EXECUTION INSTRUCTIONS: The ATS supports a set of execution instructions applicable to both of its Standard Order types (Limit Orders and Peg Orders) at the FIX layer. These execution instructions also apply to the Target Orders that are used in connection with Expressive Bidding. Subscribers may use these execution instructions on a per order basis, subject to system bounds established and imposed by the ATS itself as described in Part III Item 8. The following execution instructions are available:
1) Price Limit (minimum price verification on a per-share basis);
2) Maximum number of shares;
3) Minimum number of shares (available on orders for at least 100 shares);
4) Time-in-force: Day, Immediate or Cancel, Fill or Kill, Good 'Til Date (with an expire time not to exceed the end of the current trading session);
These message-layer constraints cannot be overridden by Expressive Bidding and Bidder Logic.
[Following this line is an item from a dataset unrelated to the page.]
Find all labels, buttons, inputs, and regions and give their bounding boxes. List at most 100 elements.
ORDER CANCELLATION, MODIFICATION, AND REPLACEMENT: the ATS does not support modification of resting orders, but Subscribers can cancel and replace orders with either a single cancel-replace request or two separate cancellation and new order entry requests. Order entry and cancellation requests are processed as described in Part III Item 11(c).
ROUTING: The ATS does not route orders to other trading centers.
The ATS does not support any order types designed not to remove liquidity, as the ATS does not distinguish between providing and removing liquidity.